Это был наш двадцать четвертый вылет в осажденный фашистами город. Решили проскочить в перистых облаках, авось сверху «мессершмитты» нас не заметят. Подумаешь, десять минут лета над Ладогой! И проскочили бы, если бы не предал нас ветер. Откуда выпорхнул, ума не приложу. Ведь тишь же была, комариный писк слышен. А тут вдруг по озеру волны запрыгали, и небо — как зеркало, чистым полотенцем протертое. Ну, пираты, конечно, нас сразу заметили. Три истребителя, как по команде, пикируют сверху. Стрелок их на мушку, командир почти вплотную к волнам прижался. Но куда же нам против этакой своры! Не успел стрелок третью очередь выпустить, а они уже со всех огневых точек — по нам. Слышу, Дымов кричит мне на ухо:

— Утих пулемет. Быстро на место стрелка!

Подбегаю к турели. Авдюшин наш на полу распластался, я на тумбочку, за крупнокалиберный. Опыта хоть отбавляй, не зря же стрелком-радистом летал. Один «мессершмитт» только что из «пике» выходит, пузо подставил. Я рубанул по нему так, что осколки посыпались. В воду он нырнул без брызг. Два остальных шарахнулись в стороны. Теперь уже не в упор бьют по нашему самолету, а с дистанции. Полминуты лета осталось до города, и тут надо же — угодили-таки фашисты снова по цели. Меня в ногу, Козлова — в плечо и живот. Не повезло парню. Так рвался на вылет, побрился на два ряда — в театр собирался. Таким заядлым театралом наш кубанский казачина заделался, впору хоть посылай его рецензентом в газету. Думает, что мы глупые, не понимаем, для чего он свой бортовой шоколад у каптерщика на папиросы выменивает.
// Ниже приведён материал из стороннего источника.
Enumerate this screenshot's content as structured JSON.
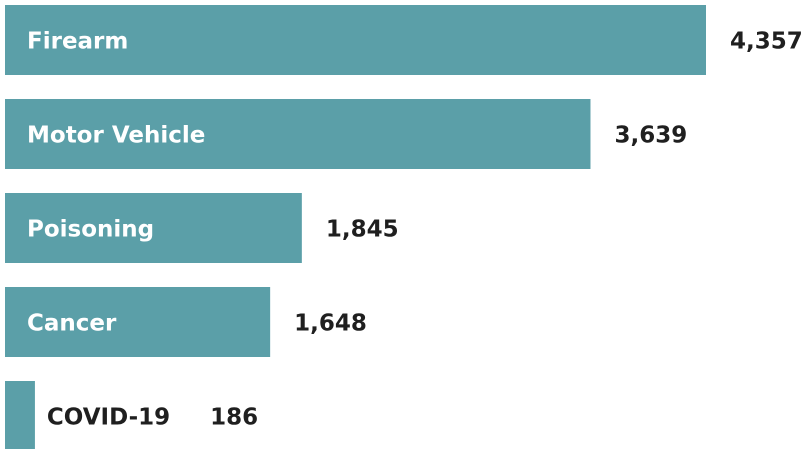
{
  "chart_data": {
    "type": "bar",
    "orientation": "horizontal",
    "categories": [
      "Firearm",
      "Motor Vehicle",
      "Poisoning",
      "Cancer",
      "COVID-19"
    ],
    "values": [
      4357,
      3639,
      1845,
      1648,
      186
    ],
    "value_labels": [
      "4,357",
      "3,639",
      "1,845",
      "1,648",
      "186"
    ],
    "color": "#5b9fa8"
  }
}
Стрелка Авдюшина в Питере на Пискаревское кладбище на своих плечах в гробу несли. Миша Козлов на ниточке удержался. Хорошо, что еду свою все экономил, с пустым желудком летал, а то бы тоже на Пискаревское… Лежит в госпитале. Говорят, Катя Белокурова обещала непременно выходить.

Ну, а я лежу в полковом лазарете, тоже в землянке, только не на нарах с соломой, а на чистой кровати.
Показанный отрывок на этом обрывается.